Grunbaum’s collection captured international attention in 1998 when former New York District Attorney Robert Morgenthau seized Schiele’s “Dead City” from New York’s Museum of Modern Art, according to the statement. The seizure encouraged Austria and other European nations to process claims involving art looted from Holocaust victims, it said.
Nagy’s acquisition and ownership of the Schiele works was transparent and well-documented, according to a statement issued Friday by Nina Hartl, the director of London-based Richard Nagy Ltd.

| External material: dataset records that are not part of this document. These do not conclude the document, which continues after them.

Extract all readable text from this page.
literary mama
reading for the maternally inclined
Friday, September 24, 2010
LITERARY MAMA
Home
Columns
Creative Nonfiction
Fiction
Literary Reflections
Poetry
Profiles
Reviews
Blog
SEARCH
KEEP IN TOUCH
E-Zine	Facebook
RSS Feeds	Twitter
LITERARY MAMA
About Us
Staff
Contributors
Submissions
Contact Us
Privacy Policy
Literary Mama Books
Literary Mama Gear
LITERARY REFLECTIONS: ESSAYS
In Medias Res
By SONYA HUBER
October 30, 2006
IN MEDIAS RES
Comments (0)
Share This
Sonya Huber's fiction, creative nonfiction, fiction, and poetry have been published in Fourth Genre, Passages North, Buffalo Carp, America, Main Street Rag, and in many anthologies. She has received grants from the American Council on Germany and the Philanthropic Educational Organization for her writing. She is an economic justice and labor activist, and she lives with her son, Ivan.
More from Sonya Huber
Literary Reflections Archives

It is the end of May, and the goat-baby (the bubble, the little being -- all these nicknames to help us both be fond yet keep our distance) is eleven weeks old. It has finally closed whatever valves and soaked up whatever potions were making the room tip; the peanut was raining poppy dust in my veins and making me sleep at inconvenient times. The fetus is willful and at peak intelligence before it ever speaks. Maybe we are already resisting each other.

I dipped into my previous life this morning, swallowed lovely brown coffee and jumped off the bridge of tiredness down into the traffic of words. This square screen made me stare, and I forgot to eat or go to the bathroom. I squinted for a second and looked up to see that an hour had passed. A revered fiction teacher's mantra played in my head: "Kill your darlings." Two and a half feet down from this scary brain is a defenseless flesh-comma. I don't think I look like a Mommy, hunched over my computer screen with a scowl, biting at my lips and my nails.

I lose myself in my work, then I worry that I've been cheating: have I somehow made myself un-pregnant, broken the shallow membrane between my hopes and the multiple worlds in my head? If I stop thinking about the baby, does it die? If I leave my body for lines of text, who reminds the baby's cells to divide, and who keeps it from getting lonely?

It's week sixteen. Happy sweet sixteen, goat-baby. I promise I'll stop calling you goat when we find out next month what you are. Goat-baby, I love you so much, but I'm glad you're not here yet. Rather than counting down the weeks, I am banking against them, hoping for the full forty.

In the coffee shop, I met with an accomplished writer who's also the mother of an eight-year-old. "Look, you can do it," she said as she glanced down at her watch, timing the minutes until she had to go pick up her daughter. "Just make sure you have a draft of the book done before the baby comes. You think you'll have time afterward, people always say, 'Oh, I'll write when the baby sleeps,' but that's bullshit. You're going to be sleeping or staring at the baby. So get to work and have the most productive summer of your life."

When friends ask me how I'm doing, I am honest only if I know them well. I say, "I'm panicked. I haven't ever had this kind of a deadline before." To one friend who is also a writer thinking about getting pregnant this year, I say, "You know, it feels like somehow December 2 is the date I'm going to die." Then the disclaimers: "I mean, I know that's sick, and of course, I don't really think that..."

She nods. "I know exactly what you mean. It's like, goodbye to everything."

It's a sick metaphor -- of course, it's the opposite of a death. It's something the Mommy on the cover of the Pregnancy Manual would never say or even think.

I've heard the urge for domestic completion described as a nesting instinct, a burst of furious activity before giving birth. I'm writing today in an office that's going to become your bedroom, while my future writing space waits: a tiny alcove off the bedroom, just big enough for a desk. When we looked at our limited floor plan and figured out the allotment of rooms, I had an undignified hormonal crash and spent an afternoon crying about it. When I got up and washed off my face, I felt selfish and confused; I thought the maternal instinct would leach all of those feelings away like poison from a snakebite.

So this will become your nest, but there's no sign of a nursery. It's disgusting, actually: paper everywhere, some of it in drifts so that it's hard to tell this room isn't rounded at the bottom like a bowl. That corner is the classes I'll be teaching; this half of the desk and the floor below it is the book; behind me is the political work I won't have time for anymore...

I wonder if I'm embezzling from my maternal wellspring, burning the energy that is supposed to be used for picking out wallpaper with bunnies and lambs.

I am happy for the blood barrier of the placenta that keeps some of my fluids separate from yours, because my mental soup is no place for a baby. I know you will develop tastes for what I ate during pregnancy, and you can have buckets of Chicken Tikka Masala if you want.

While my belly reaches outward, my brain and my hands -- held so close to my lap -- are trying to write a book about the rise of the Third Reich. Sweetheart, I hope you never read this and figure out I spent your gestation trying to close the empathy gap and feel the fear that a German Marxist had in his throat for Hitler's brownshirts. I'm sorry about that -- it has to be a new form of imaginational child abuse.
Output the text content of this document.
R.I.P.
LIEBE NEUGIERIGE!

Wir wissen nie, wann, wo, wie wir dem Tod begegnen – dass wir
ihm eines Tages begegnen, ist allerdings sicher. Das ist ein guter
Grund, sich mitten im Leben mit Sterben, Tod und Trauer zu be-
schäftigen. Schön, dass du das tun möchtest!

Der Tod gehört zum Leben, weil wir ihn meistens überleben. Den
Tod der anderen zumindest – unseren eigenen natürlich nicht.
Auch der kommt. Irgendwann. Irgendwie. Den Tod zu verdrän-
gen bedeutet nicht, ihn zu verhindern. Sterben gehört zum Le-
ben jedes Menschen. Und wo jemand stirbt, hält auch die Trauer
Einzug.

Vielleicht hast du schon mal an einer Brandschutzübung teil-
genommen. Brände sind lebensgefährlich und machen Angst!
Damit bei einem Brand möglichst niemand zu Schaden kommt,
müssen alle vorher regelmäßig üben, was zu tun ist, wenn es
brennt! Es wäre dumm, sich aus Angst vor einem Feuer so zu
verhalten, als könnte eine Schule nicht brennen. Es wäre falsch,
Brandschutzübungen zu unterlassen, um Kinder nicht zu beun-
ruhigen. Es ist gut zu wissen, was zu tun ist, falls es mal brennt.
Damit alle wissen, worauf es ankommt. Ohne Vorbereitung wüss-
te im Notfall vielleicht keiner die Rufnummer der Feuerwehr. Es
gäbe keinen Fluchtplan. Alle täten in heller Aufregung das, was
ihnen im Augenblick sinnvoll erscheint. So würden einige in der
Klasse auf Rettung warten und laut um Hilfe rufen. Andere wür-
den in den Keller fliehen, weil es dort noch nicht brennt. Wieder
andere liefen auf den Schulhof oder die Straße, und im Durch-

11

"As an art dealer with a long record of working with German Expressionist artworks, and someone whose own family had to flee persecution, Richard is particularly sensitive to restitution claims and continues to believe that all such claims call for close and merit-based review," Hartl said. The decision will be appealed, she said.
The two Schiele paintings in question have been housed in a fine art storage facility in Queens, New York, since the suit was filed 2015. The lawsuit was filed when Dowd requested the artworks be returned to Grunbaum’s heirs after they were found in Nagy’s booth at an art fair on Park Avenue in Manhattan, according to the statement.
“It is a victory for Holocaust victims, their families and all those who fought and died to undo the evils of Nazism,” Dowd, from Dunnington, Bartholow & Miller LLP, said in the statement. "This decision brought us a step closer to recovering all of the culture that was stolen during the largest mass-theft in history.”
The case is Reif v. Nagy, 161799/2015, New York state Supreme Court (Manhattan).